M. Pierre-Jean Verzelen, rapporteur. - Merci de votre intervention très synthétique, mais dense. Je ne poserai qu'une seule question. Vous savez qu'un certain nombre de maires et de porteurs de projets privés, en raison du manque de moyen, n'ont pas la possibilité de rencontrer les ABF ou même les personnes travaillant au sein des UDAP et se limitent donc à l'avis qui leur est donné, lequel peut être défavorable ou favorable avec des recommandations qui leur paraissent très lourdes. Les décisions rendues par l'ABF peuvent être vécues, par des élus ou par des particuliers, avec une forme d'incompréhension, parfois avec une forme d'injustice, voire de mépris social. Il existe donc un problème de sensibilisation ou d'enseignement au patrimoine. Je voudrais avoir votre vision des choses sur le sujet, peut-être sur la proposition d'incorporer cette sensibilisation au patrimoine dans l'enseignement scolaire. Comment voyez-vous les choses pour que les uns et les autres, nous nous sensibilisions de plus en plus à notre environnement patrimonial ?

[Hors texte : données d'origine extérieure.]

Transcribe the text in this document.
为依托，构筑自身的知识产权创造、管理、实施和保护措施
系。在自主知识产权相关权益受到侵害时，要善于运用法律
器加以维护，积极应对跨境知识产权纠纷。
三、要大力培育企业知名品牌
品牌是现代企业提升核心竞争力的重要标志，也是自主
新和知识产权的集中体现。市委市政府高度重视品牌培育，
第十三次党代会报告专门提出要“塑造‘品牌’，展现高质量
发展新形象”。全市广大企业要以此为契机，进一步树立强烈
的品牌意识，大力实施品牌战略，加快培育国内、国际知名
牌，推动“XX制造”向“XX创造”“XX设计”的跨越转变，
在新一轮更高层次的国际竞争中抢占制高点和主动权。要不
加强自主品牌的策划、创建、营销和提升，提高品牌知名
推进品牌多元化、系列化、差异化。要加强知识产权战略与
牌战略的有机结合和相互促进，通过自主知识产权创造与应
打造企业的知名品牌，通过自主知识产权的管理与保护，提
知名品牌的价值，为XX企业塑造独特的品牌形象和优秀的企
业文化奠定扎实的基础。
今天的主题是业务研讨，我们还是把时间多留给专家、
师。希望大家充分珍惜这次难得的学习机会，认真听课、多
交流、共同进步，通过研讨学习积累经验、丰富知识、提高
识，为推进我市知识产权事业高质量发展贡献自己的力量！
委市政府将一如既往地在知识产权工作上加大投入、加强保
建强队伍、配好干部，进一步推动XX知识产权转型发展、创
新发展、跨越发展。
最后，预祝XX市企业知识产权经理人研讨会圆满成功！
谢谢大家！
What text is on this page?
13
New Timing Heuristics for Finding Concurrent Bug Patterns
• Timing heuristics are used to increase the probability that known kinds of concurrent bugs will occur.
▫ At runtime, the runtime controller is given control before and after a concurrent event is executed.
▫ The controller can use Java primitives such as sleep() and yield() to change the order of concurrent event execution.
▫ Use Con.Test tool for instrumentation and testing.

M. Stéphane Bern. - Monsieur le rapporteur, vous avez tout à fait raison, vous souligner le point essentiel : comment faire, et c'est tout mon travail, pour que la jeune génération, celle qui arrive, soit sensibilisée au beau, à l'art, au patrimoine, au respect du patrimoine bâti et du patrimoine naturel et environnemental. C'est tout l'enjeu. Je suis le parrain de l'association « Les enfants du patrimoine » et nous essayons de transmettre à ces générations qui devront prendre la relève et assurer la protection du patrimoine.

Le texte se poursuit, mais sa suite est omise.